The consultation is the start of any diagnostic or treatment journey.


Signalment, the basic data of the patient is the starting point. Age, Species, Breed, Sex, Whether Neutered or Not.

Some diseases are age related, others restricted to just one sex and certain breeds are more prone diseases than others.


This is then followed by what a clinician calls “the History”. The owners “story” behind the problem.

The history can be expanded by skilled questioning and most importantly listening.

The history is probably the most important part of the consultation process. 

A key part of the history is to obtain the “chronicity” of the problem.
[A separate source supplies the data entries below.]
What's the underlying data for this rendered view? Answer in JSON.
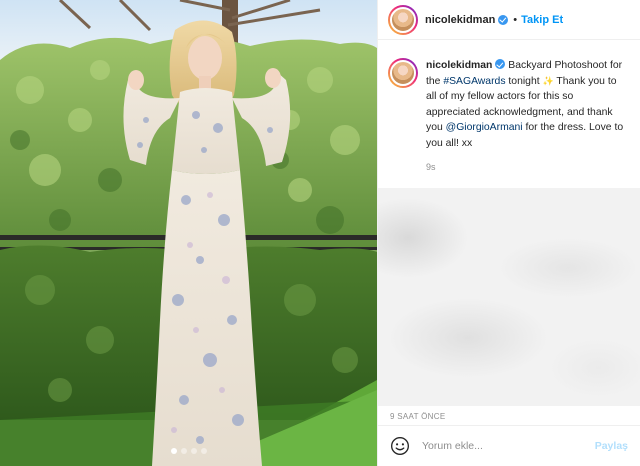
{
  "post": {
    "author": {
      "username": "nicolekidman",
      "verified": true,
      "follow_label": "Takip Et",
      "separator": "•"
    },
    "caption": {
      "username": "nicolekidman",
      "text_part1": "Backyard Photoshoot for the ",
      "hashtag": "#SAGAwards",
      "text_part2": " tonight ",
      "sparkle": "✨",
      "text_part3": " Thank you to all of my fellow actors for this so appreciated acknowledgment, and thank you ",
      "mention": "@GiorgioArmani",
      "text_part4": " for the dress. Love to you all! xx",
      "time_ago": "9s"
    },
    "timestamp": "9 SAAT ÖNCE",
    "comment_box": {
      "placeholder": "Yorum ekle...",
      "post_label": "Paylaş"
    },
    "colors": {
      "link_blue": "#0095f6",
      "verified_blue": "#3897f0",
      "muted_text": "#8e8e8e",
      "post_disabled": "#b2dffc"
    }
  }
}
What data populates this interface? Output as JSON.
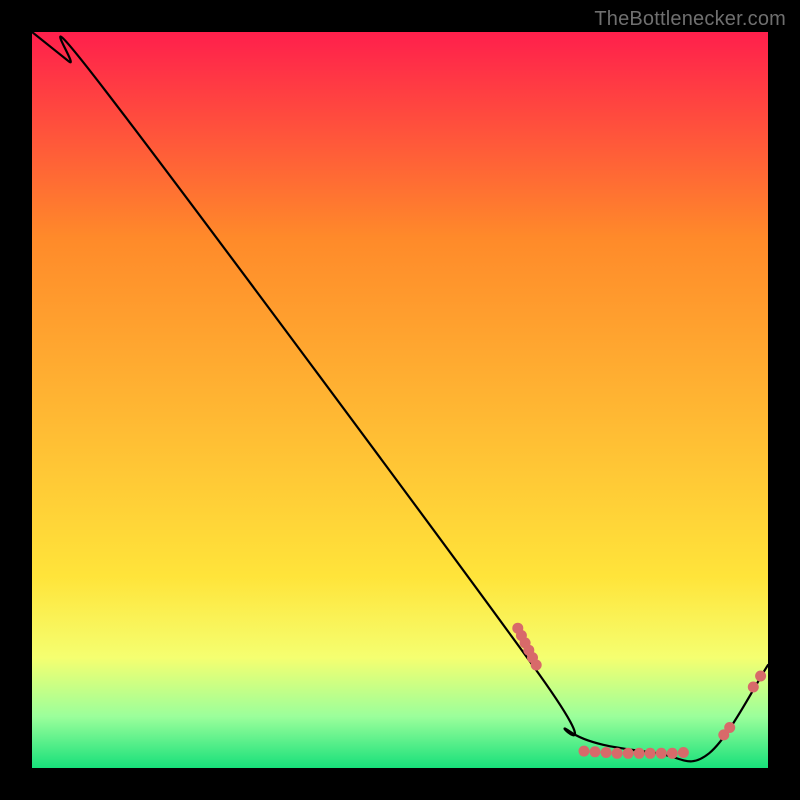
{
  "watermark": "TheBottlenecker.com",
  "chart_data": {
    "type": "line",
    "title": "",
    "xlabel": "",
    "ylabel": "",
    "xlim": [
      0,
      100
    ],
    "ylim": [
      0,
      100
    ],
    "grid": false,
    "legend": false,
    "colors": {
      "gradient_top": "#ff1f4c",
      "gradient_mid_upper": "#ff8a2a",
      "gradient_mid": "#ffe43a",
      "gradient_mid_lower": "#f5ff70",
      "gradient_lower": "#9bff9b",
      "gradient_bottom": "#17e07a",
      "line": "#000000",
      "marker": "#d86a6a"
    },
    "series": [
      {
        "name": "curve",
        "x": [
          0,
          5,
          10,
          68,
          73,
          85,
          92,
          100
        ],
        "y": [
          100,
          96,
          92,
          14,
          5,
          2,
          2,
          14
        ]
      }
    ],
    "markers": [
      {
        "group": "steep-cluster",
        "points": [
          {
            "x": 66,
            "y": 19
          },
          {
            "x": 66.5,
            "y": 18
          },
          {
            "x": 67,
            "y": 17
          },
          {
            "x": 67.5,
            "y": 16
          },
          {
            "x": 68,
            "y": 15
          },
          {
            "x": 68.5,
            "y": 14
          }
        ]
      },
      {
        "group": "valley-floor",
        "points": [
          {
            "x": 75,
            "y": 2.3
          },
          {
            "x": 76.5,
            "y": 2.2
          },
          {
            "x": 78,
            "y": 2.1
          },
          {
            "x": 79.5,
            "y": 2.0
          },
          {
            "x": 81,
            "y": 2.0
          },
          {
            "x": 82.5,
            "y": 2.0
          },
          {
            "x": 84,
            "y": 2.0
          },
          {
            "x": 85.5,
            "y": 2.0
          },
          {
            "x": 87,
            "y": 2.0
          },
          {
            "x": 88.5,
            "y": 2.1
          }
        ]
      },
      {
        "group": "rise-cluster",
        "points": [
          {
            "x": 94,
            "y": 4.5
          },
          {
            "x": 94.8,
            "y": 5.5
          },
          {
            "x": 98,
            "y": 11
          },
          {
            "x": 99,
            "y": 12.5
          }
        ]
      }
    ]
  }
}
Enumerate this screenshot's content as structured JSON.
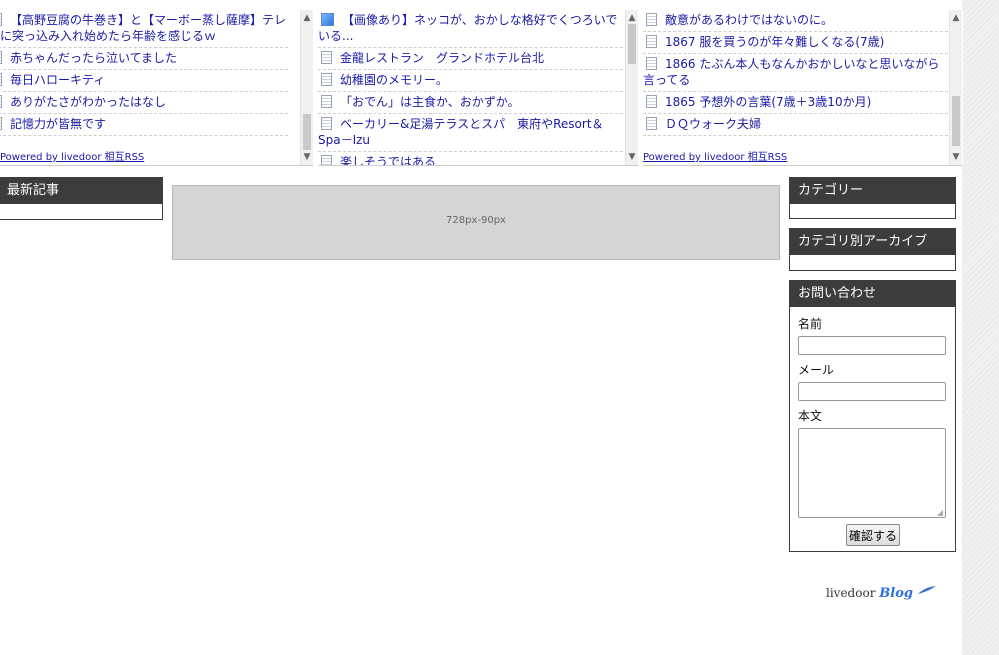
{
  "rss_columns": [
    {
      "items": [
        "【高野豆腐の牛巻き】と【マーボー蒸し薩摩】テレビに突っ込み入れ始めたら年齢を感じるｗ",
        "赤ちゃんだったら泣いてました",
        "毎日ハローキティ",
        "ありがたさがわかったはなし",
        "記憶力が皆無です"
      ],
      "powered": "Powered by livedoor 相互RSS"
    },
    {
      "items": [
        "【画像あり】ネッコが、おかしな格好でくつろいでいる...",
        "金龍レストラン　グランドホテル台北",
        "幼稚園のメモリー。",
        "「おでん」は主食か、おかずか。",
        "ベーカリー&足湯テラスとスパ　東府やResort＆Spa－Izu",
        "楽しそうではある"
      ]
    },
    {
      "items": [
        "敵意があるわけではないのに。",
        "1867 服を買うのが年々難しくなる(7歳)",
        "1866 たぶん本人もなんかおかしいなと思いながら言ってる",
        "1865 予想外の言葉(7歳＋3歳10か月)",
        "ＤＱウォーク夫婦"
      ],
      "powered": "Powered by livedoor 相互RSS"
    }
  ],
  "widgets": {
    "latest": "最新記事",
    "category": "カテゴリー",
    "archive": "カテゴリ別アーカイブ",
    "contact": "お問い合わせ"
  },
  "ad": {
    "label": "728px-90px"
  },
  "form": {
    "name_label": "名前",
    "mail_label": "メール",
    "body_label": "本文",
    "submit": "確認する"
  },
  "logo": {
    "text": "livedoor",
    "blog": "Blog"
  }
}
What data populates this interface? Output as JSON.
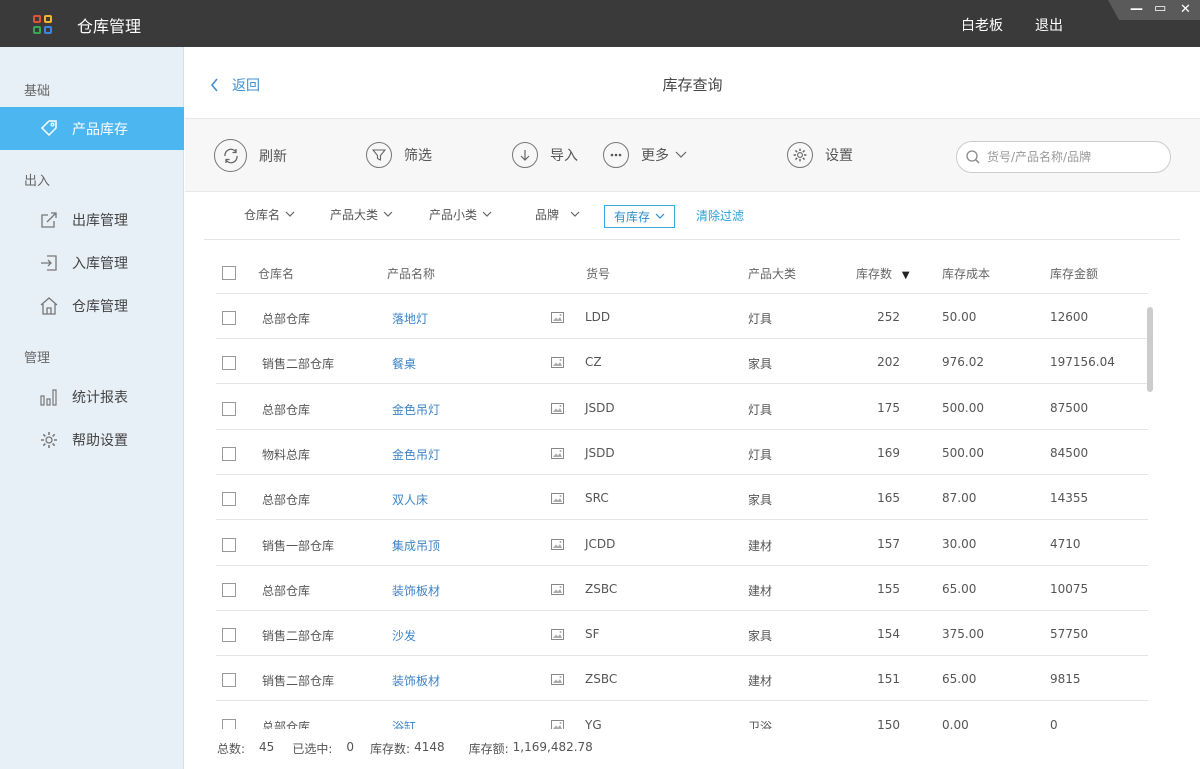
{
  "app": {
    "title": "仓库管理",
    "logo_colors": [
      "#e0533a",
      "#f2b233",
      "#35a853",
      "#3a86e0"
    ],
    "user": "白老板",
    "logout": "退出"
  },
  "sidebar": {
    "sections": [
      {
        "label": "基础"
      },
      {
        "label": "出入"
      },
      {
        "label": "管理"
      }
    ],
    "items": [
      {
        "label": "产品库存",
        "icon": "tag-icon",
        "active": true
      },
      {
        "label": "出库管理",
        "icon": "export-icon"
      },
      {
        "label": "入库管理",
        "icon": "import-icon"
      },
      {
        "label": "仓库管理",
        "icon": "warehouse-icon"
      },
      {
        "label": "统计报表",
        "icon": "bar-chart-icon"
      },
      {
        "label": "帮助设置",
        "icon": "gear-icon"
      }
    ]
  },
  "header": {
    "back_label": "返回",
    "page_title": "库存查询"
  },
  "toolbar": {
    "refresh": "刷新",
    "filter": "筛选",
    "import": "导入",
    "more": "更多",
    "settings": "设置",
    "search_placeholder": "货号/产品名称/品牌"
  },
  "filters": {
    "warehouse": "仓库名",
    "category": "产品大类",
    "subcategory": "产品小类",
    "brand": "品牌",
    "in_stock": "有库存",
    "clear": "清除过滤"
  },
  "table": {
    "columns": {
      "warehouse": "仓库名",
      "product": "产品名称",
      "sku": "货号",
      "category": "产品大类",
      "stock": "库存数",
      "cost": "库存成本",
      "amount": "库存金额"
    },
    "sort_indicator": "▼",
    "rows": [
      {
        "warehouse": "总部仓库",
        "product": "落地灯",
        "sku": "LDD",
        "category": "灯具",
        "stock": "252",
        "cost": "50.00",
        "amount": "12600"
      },
      {
        "warehouse": "销售二部仓库",
        "product": "餐桌",
        "sku": "CZ",
        "category": "家具",
        "stock": "202",
        "cost": "976.02",
        "amount": "197156.04"
      },
      {
        "warehouse": "总部仓库",
        "product": "金色吊灯",
        "sku": "JSDD",
        "category": "灯具",
        "stock": "175",
        "cost": "500.00",
        "amount": "87500"
      },
      {
        "warehouse": "物料总库",
        "product": "金色吊灯",
        "sku": "JSDD",
        "category": "灯具",
        "stock": "169",
        "cost": "500.00",
        "amount": "84500"
      },
      {
        "warehouse": "总部仓库",
        "product": "双人床",
        "sku": "SRC",
        "category": "家具",
        "stock": "165",
        "cost": "87.00",
        "amount": "14355"
      },
      {
        "warehouse": "销售一部仓库",
        "product": "集成吊顶",
        "sku": "JCDD",
        "category": "建材",
        "stock": "157",
        "cost": "30.00",
        "amount": "4710"
      },
      {
        "warehouse": "总部仓库",
        "product": "装饰板材",
        "sku": "ZSBC",
        "category": "建材",
        "stock": "155",
        "cost": "65.00",
        "amount": "10075"
      },
      {
        "warehouse": "销售二部仓库",
        "product": "沙发",
        "sku": "SF",
        "category": "家具",
        "stock": "154",
        "cost": "375.00",
        "amount": "57750"
      },
      {
        "warehouse": "销售二部仓库",
        "product": "装饰板材",
        "sku": "ZSBC",
        "category": "建材",
        "stock": "151",
        "cost": "65.00",
        "amount": "9815"
      },
      {
        "warehouse": "总部仓库",
        "product": "浴缸",
        "sku": "YG",
        "category": "卫浴",
        "stock": "150",
        "cost": "0.00",
        "amount": "0"
      }
    ]
  },
  "footer": {
    "total_label": "总数:",
    "total": "45",
    "selected_label": "已选中:",
    "selected": "0",
    "stock_label": "库存数:",
    "stock": "4148",
    "amount_label": "库存额:",
    "amount": "1,169,482.78"
  }
}
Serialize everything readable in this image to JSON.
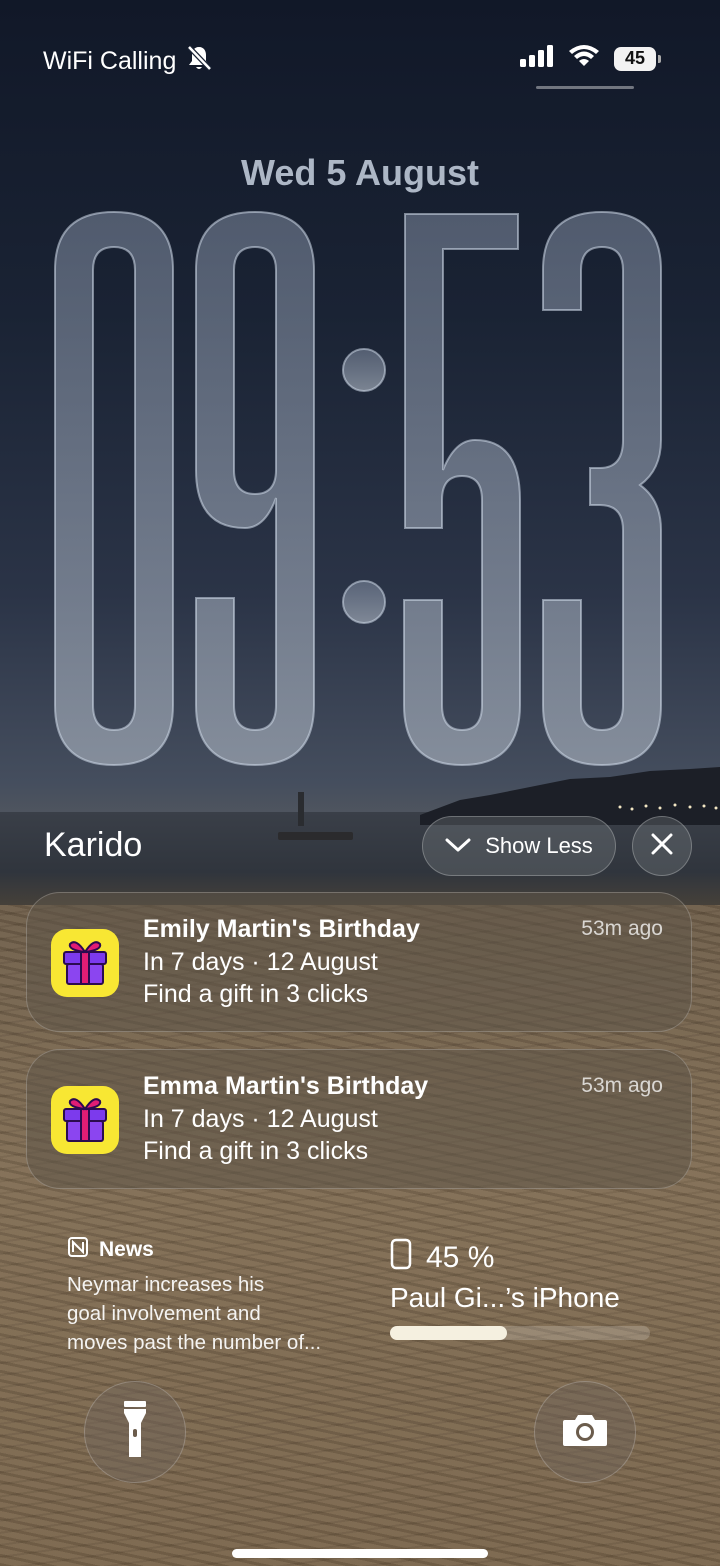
{
  "status_bar": {
    "carrier": "WiFi Calling",
    "battery_level": "45",
    "icons": [
      "bell-slash-icon",
      "signal-icon",
      "wifi-icon",
      "battery-icon"
    ]
  },
  "lock_screen": {
    "date": "Wed 5 August",
    "time": "09:53"
  },
  "notification_group": {
    "app_name": "Karido",
    "show_less_label": "Show Less",
    "notifications": [
      {
        "title": "Emily Martin's Birthday",
        "time": "53m ago",
        "line1": "In 7 days · 12 August",
        "line2": "Find a gift in 3 clicks"
      },
      {
        "title": "Emma Martin's Birthday",
        "time": "53m ago",
        "line1": "In 7 days · 12 August",
        "line2": "Find a gift in 3 clicks"
      }
    ]
  },
  "widgets": {
    "news": {
      "label": "News",
      "headline_lines": [
        "Neymar increases his",
        "goal involvement and",
        "moves past the number of..."
      ]
    },
    "battery": {
      "percent_text": "45 %",
      "device_name": "Paul Gi...’s iPhone",
      "level": 0.45
    }
  },
  "quick_actions": [
    "flashlight-icon",
    "camera-icon"
  ],
  "colors": {
    "app_icon_bg": "#f8e733",
    "gift_purple": "#7c3aed",
    "gift_ribbon": "#e11d74"
  }
}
That is to say “how long” has the pet had the problem.

The history will also often allow the Veterinary Surgeon to concentrate on certain areas or even the reverse and to expand the possible diagnoses. 

For instance Pets who have been abroad or imported could have diseases that UK based pets would never contract.

Clinical Examination

The next part of the consultation is often a 12-part clinical examination and assessment of pet’s vital signs.

This may include examination of ears, eyes, mouth, chest, heart and lungs, skin, muscles, bones and joints, skin and coat condition, reproductive organs and the urinary and digestive systems.

Often the skilled clinician is performing all these different threads of the consultation process concurrently.

Once all the data is collected the Vet tries to decide what the problem is and what treatment is required.

Lady Veterinary Surgeon holding out a stethoscope in the shape of a heart

Further Diagnostic Tests

Unfortunately sometimes the answer is not obvious and may require obtaining more data to work with.

This further data is obtained by diagnostic tests.

This website,  has a lot of detailed information on further diagnostic tests.

Health map

David likes to expand on the consultation process by using the concept of the pet health map. The backbone of this concept is the consultation and clinical examination but it also draws upon other areas such as  the pet’s diet, vaccination status, behaviour and exercise routine. It is a more holistic view on pet health.